Unfortunately, authorities expect this number to grow, as the list of missing people is getting longer. Thousands of residents were forced to leave the cities as around 8,650 homes were completely destroyed.
Citizens are left terrified and in deep shock of the devastating outcome of one of the most destructive wildfire seasons on record in California. And while they are fleeing the country, fearing for their safety, another group of people approach the flames, bravely standing against them face-to-face. The firefighters are the sparkle that gives us hope that people and animals will be evacuated to safe places, and more homes will stay out of the reach of the fires.
These real life heroes are standing between total destruction and minor burn marks, grabbing the hoses as tight as they can, aware that the safety of a whole country depends on them. But what happens after they finish with the fight for the day is heartbreaking.

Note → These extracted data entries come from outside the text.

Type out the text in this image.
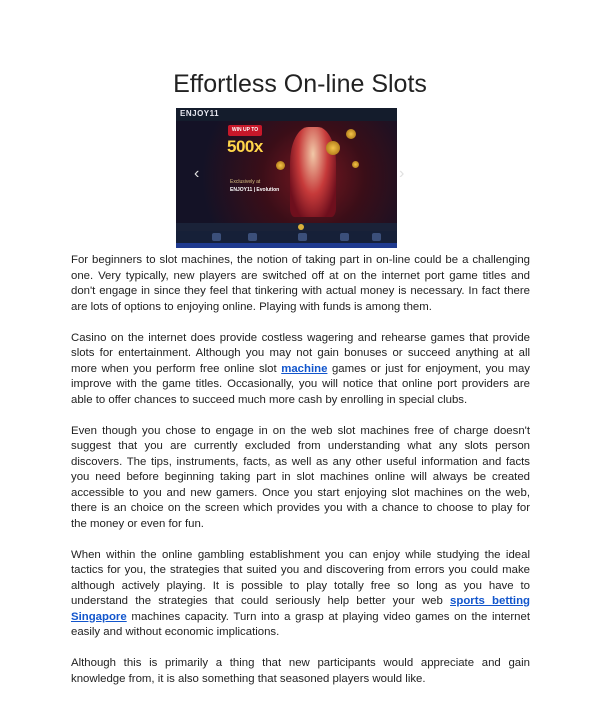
Effortless On-line Slots
ENJOY11
WIN UP TO
500x
Exclusively at
ENJOY11 | Evolution
‹	›

For beginners to slot machines, the notion of taking part in on-line could be a challenging one. Very typically, new players are switched off at on the internet port game titles and don't engage in since they feel that tinkering with actual money is necessary. In fact there are lots of options to enjoying online. Playing with funds is among them.

Casino on the internet does provide costless wagering and rehearse games that provide slots for entertainment. Although you may not gain bonuses or succeed anything at all more when you perform free online slot machine games or just for enjoyment, you may improve with the game titles. Occasionally, you will notice that online port providers are able to offer chances to succeed much more cash by enrolling in special clubs.

Even though you chose to engage in on the web slot machines free of charge doesn't suggest that you are currently excluded from understanding what any slots person discovers. The tips, instruments, facts, as well as any other useful information and facts you need before beginning taking part in slot machines online will always be created accessible to you and new gamers. Once you start enjoying slot machines on the web, there is an choice on the screen which provides you with a chance to choose to play for the money or even for fun.

When within the online gambling establishment you can enjoy while studying the ideal tactics for you, the strategies that suited you and discovering from errors you could make although actively playing. It is possible to play totally free so long as you have to understand the strategies that could seriously help better your web sports betting Singapore machines capacity. Turn into a grasp at playing video games on the internet easily and without economic implications.

Although this is primarily a thing that new participants would appreciate and gain knowledge from, it is also something that seasoned players would like.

A California fire department shared a photo of the reality we don’t get to see. This is all the rest and break the restless firefighters get when they leave the battleground.
The Kern County Fire Department shared the photo last December (below) and said:
“This is a photo of our Tehachapi Wildland Fire Crew 11. Our crews have worked hundreds of hours to help battle the Thomas Fire. These firefighters work 24-hour shifts and are pushed to the point of exhaustion. Thank you, for your dedication and hard work to help the communities of Southern California.”
These heroes are taking the much-needed nap with their uniforms on, and their helmets next to them just in case they need to get back and continue their heroic work. They are completely covered in soot and this is all they get before the duty calls again.
Looking at the photo, we better understand the sacrifice all the firefighters make in order for ordinary people to be saved and their homes to be kept untouched by the burning flames. I’m sure everyone feels the urge to help these courageous men, and that’s the reason why they receive gifts by random people.
Darren Dow, the vice president of California Fire Local 2881, told TIME that while material donations like clothing and supplies are nice, they’re often unwanted. Instead, the firefighters battling flames in California could use monetary donations now more than ever. Dow said:
“A lot of times cash donations are better because they can actually utilize those dollars for specific needs rather than taking away some manpower.”
If you’d like to make a financial contribution, TIME recommends donating to one of the following reputable organizations:
AFF’s Disaster Relief Fund
“[Helps] firefighters who are working on the front lines and their families in a variety of ways, from financial to emotional support.”
California Fire Foundation
“Provides support for firefighters and the families of those who have [passed] while at work.”
CDF Firefighters Benevolent Foundation
“Provides funding for injured or fallen firefighters and their families, as well as burn victims.”
If you are not in a position to donate money, a prayer and some nice words are always welcome.
To all the firefighters out there, remember that you are our heroes, and our thoughts are always with you because your strength is the strength of the country. May God bless you all.